The new schedule aggravated her type I diabetes, Manning told her employer, and she provided a note from her endocrinologist requesting that she work “a predictable day shift (9a-5p or 10a-6p)” so that she could better manage her stress, glucose level, and insulin therapy.
Manning met with members of the human resources (HR) department, who had been instructed that while she would still be required to work nights and weekends, Kohl’s could offer a no swing-shift option. When informed that she could not be provided with a consistently steady nine-to-five schedule, Manning became upset. Stating that she had no choice but to quit because she would go into a coma or ketoacidosis if she continued working unpredictable hours, Manning put her store keys on the table, walked out of the office, and slammed the door.
An HR employee followed Manning to the break room, tried to calm her down, and requested she reconsider her resignation and discuss other options. Manning refused, cleaned out her locker, and contacted the EEOC a few days later. Kohl’s made another attempt to reach out to Manning via phone to come in and discuss other alternatives but she refused.
The EEOC then filed suit on her behalf alleging violations of the ADA. A federal district court judge sided with Kohl’s, granting the employer’s motion for summary judgment.
A divided panel of the First Circuit affirmed.
“If an employer engages in an interactive process with the employee, in good faith, for the purpose of discussing alternative reasonable accommodations, but the employee fails to cooperate in the process, then the employer cannot be held liable under the ADA for a failure to provide reasonable accommodations,” the majority wrote.
After Manning left the meeting with HR, a Kohl’s employee “pursued her, attempted to calm her down, asked her to reconsider her resignation, and requested that she contemplate alternative accommodations. Manning refused, instead confirming that she quit by cleaning out her locker and departing the building,” the court said. The employer followed up with a phone call repeating a request to reconsider her resignation and contemplate alternative accommodations.
“The refusal to give Manning’s specific requested accommodation does not necessarily amount to bad faith, so long as the employer makes an earnest attempt to discuss other potential reasonable accommodations,” the court added. Although Kohl’s refused to provide the plaintiff’s preferred schedule, it was willing to discuss other options – but Manning declined to take part.
“Manning’s refusal to participate in the interactive process is the reason why the record lacks facts regarding what reasonable accommodations Kohl’s might have offered had Manning cooperated,” the panel majority wrote. “We conclude that Kohl’s acted in good faith when it initiated an interactive process and displayed its willingness to cooperate with Manning, not once but twice, to no effect.”
The plaintiff’s refusal to participate in further discussions was not a good faith effort to participate in the interactive process, as required by the ADA. “Indeed, because Manning chose not to follow up with [Kohl’s] offer to discuss alternative accommodations, Manning was primarily responsible for the breakdown in the interactive process,” the court said.

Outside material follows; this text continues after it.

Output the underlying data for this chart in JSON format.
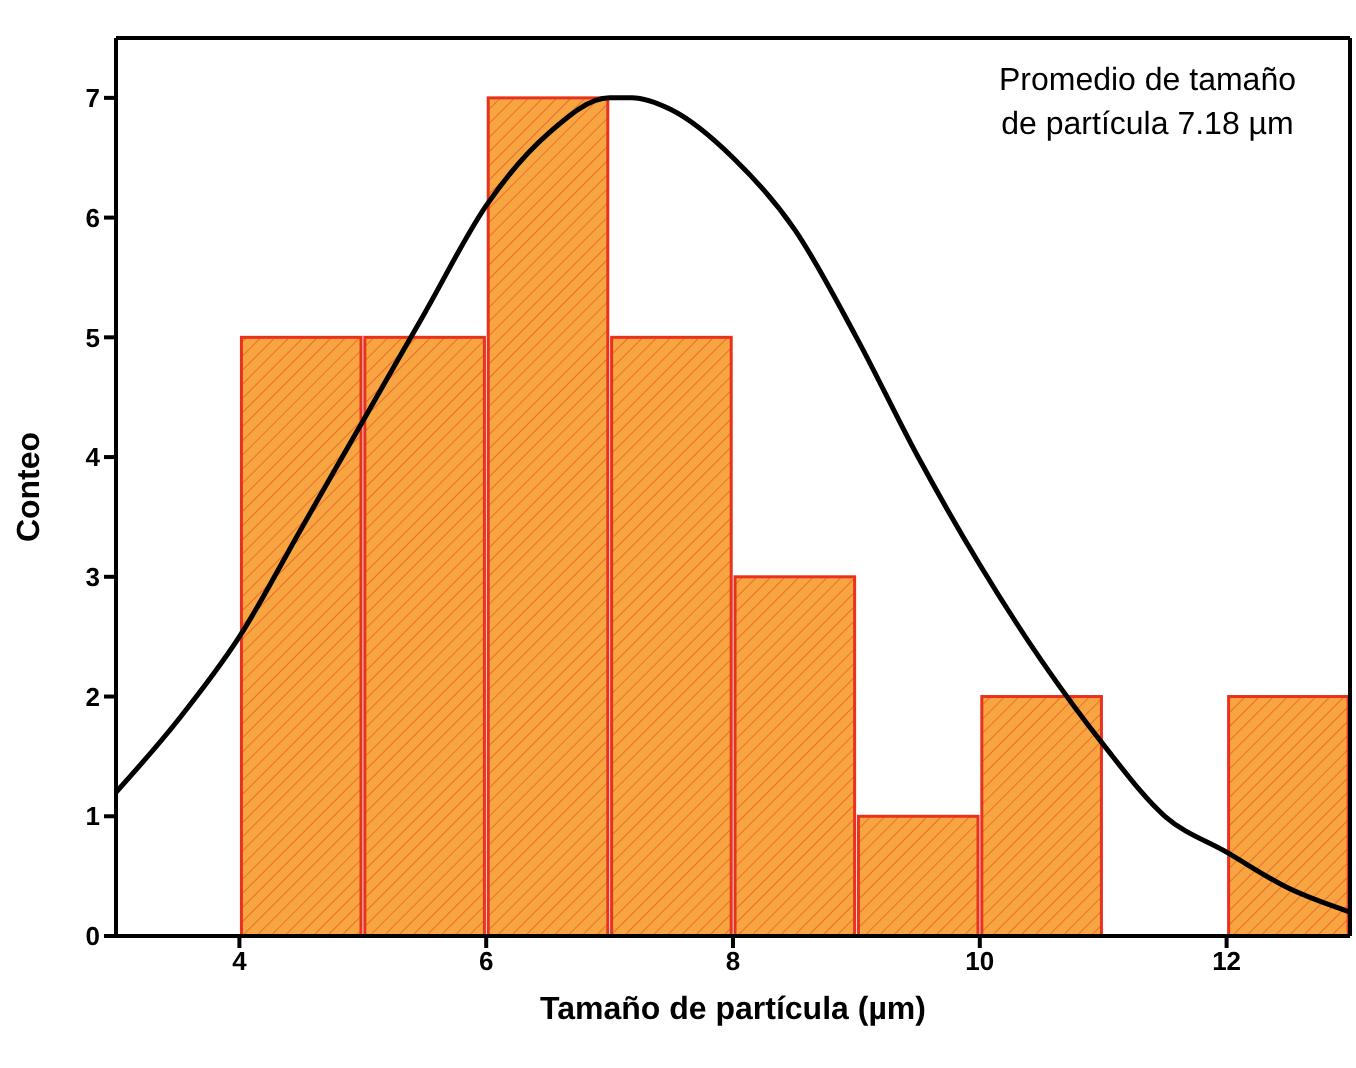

Manning’s choice to resign was “grossly premature,” the court added, as it was based on her own worst-case scenario assumption that Kohl’s would not provide her with accommodations. “Here, Manning not only jumped to a conclusion prematurely, but she also actively disregarded two opportunities to resolve her issues.”
A dissenting opinion declined to “bless as a matter of law a negotiating tactic that is unfair to disabled employees who reasonably believe that they confront imminent serious harm if an accommodation is not provided,” and said that the majority applied “heightened judicial scrutiny for breakdowns in the interactive process only when the employee may have erred.”